The rest of the day drifts by weightlessly. There isn’t much to think about: tying up loose ends with students who are overconcerned about their grades, reviewing basic concepts for final exams. Nothing really new to the students who’ve studied all year, and nothing the ones who are behind will suddenly be able to grasp. You’ll be easy on the ones who’ve tried and come up short; you see their faces as you go over material from two months back, their exaggerated concentration, as if the right attitude now might mitigate the disaster awaiting them when you place the exam booklets on their desks next week. There are some teachers who hold cram sessions at their own houses this time of year—University of Chicago grads, people who’re going to change the world through secondary education; they’re a little much sometimes. One has to keep one’s boundaries pleasantly firm, you think. What if the students just started following teachers home for free tutoring? How would you redraw the line, once you’d let them smudge it? But nobody follows you back to your apartment from school today, because they don’t need to: they’ve already looked up your address in the phone book.
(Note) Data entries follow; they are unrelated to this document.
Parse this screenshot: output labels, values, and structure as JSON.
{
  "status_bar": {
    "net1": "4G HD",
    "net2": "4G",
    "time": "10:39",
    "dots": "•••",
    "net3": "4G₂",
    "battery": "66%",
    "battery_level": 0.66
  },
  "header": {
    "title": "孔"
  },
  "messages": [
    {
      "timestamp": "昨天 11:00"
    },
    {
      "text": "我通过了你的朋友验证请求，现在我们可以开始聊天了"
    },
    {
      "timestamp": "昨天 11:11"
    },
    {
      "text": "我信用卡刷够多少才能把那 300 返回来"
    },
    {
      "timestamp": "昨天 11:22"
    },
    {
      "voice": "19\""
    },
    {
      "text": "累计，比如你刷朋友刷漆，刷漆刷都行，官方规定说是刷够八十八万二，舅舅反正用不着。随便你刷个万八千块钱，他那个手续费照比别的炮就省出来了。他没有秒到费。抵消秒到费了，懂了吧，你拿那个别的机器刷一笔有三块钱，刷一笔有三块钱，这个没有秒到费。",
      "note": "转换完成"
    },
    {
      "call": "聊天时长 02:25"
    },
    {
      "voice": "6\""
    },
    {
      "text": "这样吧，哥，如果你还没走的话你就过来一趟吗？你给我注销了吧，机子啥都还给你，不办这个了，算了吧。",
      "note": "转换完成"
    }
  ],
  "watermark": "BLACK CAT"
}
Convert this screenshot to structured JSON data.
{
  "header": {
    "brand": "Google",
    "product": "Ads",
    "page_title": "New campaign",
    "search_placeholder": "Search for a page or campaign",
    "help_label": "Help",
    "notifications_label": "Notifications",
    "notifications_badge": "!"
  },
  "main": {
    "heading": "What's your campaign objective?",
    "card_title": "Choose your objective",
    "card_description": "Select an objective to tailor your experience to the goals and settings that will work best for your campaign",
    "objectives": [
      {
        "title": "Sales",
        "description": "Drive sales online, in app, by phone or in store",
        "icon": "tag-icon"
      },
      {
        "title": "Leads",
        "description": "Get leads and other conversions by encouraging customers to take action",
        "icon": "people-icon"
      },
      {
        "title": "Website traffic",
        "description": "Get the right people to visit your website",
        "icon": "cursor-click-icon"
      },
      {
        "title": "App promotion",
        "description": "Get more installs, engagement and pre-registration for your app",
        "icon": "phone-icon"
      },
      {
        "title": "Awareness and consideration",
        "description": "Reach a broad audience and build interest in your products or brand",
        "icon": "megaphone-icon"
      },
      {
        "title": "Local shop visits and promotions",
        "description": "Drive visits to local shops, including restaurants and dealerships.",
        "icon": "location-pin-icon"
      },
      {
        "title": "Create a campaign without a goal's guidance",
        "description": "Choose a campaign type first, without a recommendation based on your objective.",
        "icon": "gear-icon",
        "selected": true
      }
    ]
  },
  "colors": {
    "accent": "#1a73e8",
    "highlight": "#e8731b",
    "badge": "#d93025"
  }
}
This is something that will make your story harder for later generations to understand. Why is your address right there in the phone book? You’re a teacher; public school teachers have targets painted on their backs. If a student gets mad about his grades, “Better safe than sorry” is the watchword. You never know what these kids will do. Some of them have guns. Didn’t you hear about that one teacher in Massachusetts? Just twenty-four years old.